With No Intent, No E-Discovery Sanctions for Uber
Waymo LLC v. Uber Techs., Inc.
(N.D. Cal. Jan 29, 2018)
Why This Case is Important
For more serious e-discovery sanctions, this case is a great example that even with deleted evidence after there was a duty to preserve, there is a high threshold for proving that the offending party had the "intent to deprive."
In this misappropriated trade secrets case involving self-driving car technology, the plaintiff, Waymo, alleged that the defendant, Uber, spoliated a variety of different data types that included "hundreds of text messages," Slack records, five CDs and a couple of personal laptops.
Throughout discovery, the plaintiff accused the defendant of consistently engaging in discovery misconduct. The plaintiff requested adverse jury instruction. Even though the defendant conceded that this data was deleted, they countered by arguing that they didn't have a duty to preserve, because they didn't reasonably foresee litigation and that the spoliated evidence was irrelevant.

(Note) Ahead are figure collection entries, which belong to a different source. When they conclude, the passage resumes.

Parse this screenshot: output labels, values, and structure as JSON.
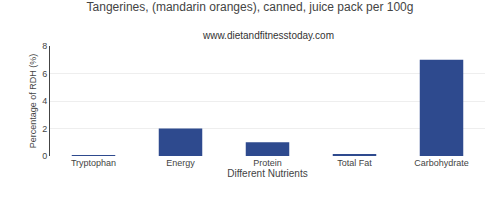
{
  "chart_data": {
    "type": "bar",
    "title": "Tangerines, (mandarin oranges), canned, juice pack per 100g",
    "subtitle": "www.dietandfitnesstoday.com",
    "xlabel": "Different Nutrients",
    "ylabel": "Percentage of RDH (%)",
    "categories": [
      "Tryptophan",
      "Energy",
      "Protein",
      "Total Fat",
      "Carbohydrate"
    ],
    "values": [
      0.03,
      2.0,
      1.0,
      0.1,
      7.0
    ],
    "color": "#2e4a8e",
    "ylim": [
      0,
      8
    ],
    "yticks": [
      0,
      2,
      4,
      6,
      8
    ],
    "grid": true
  }
}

Judgement Withheld. The court could not rule on whether the adverse inference instruction was warranted because the court didn't know if the defendant acted with the requisite intent to deprive. The court "reserves the possibility of an adverse inference instruction" until trial.
Too much time spent debating e-discovery. The judge felt that the case was becoming less about the merits and if misappropriation occurred and more about "whether or not Uber is an evil corporation."
Case settles. Shortly after the court issued this opinion, the two parties came to a settlement of $245 million.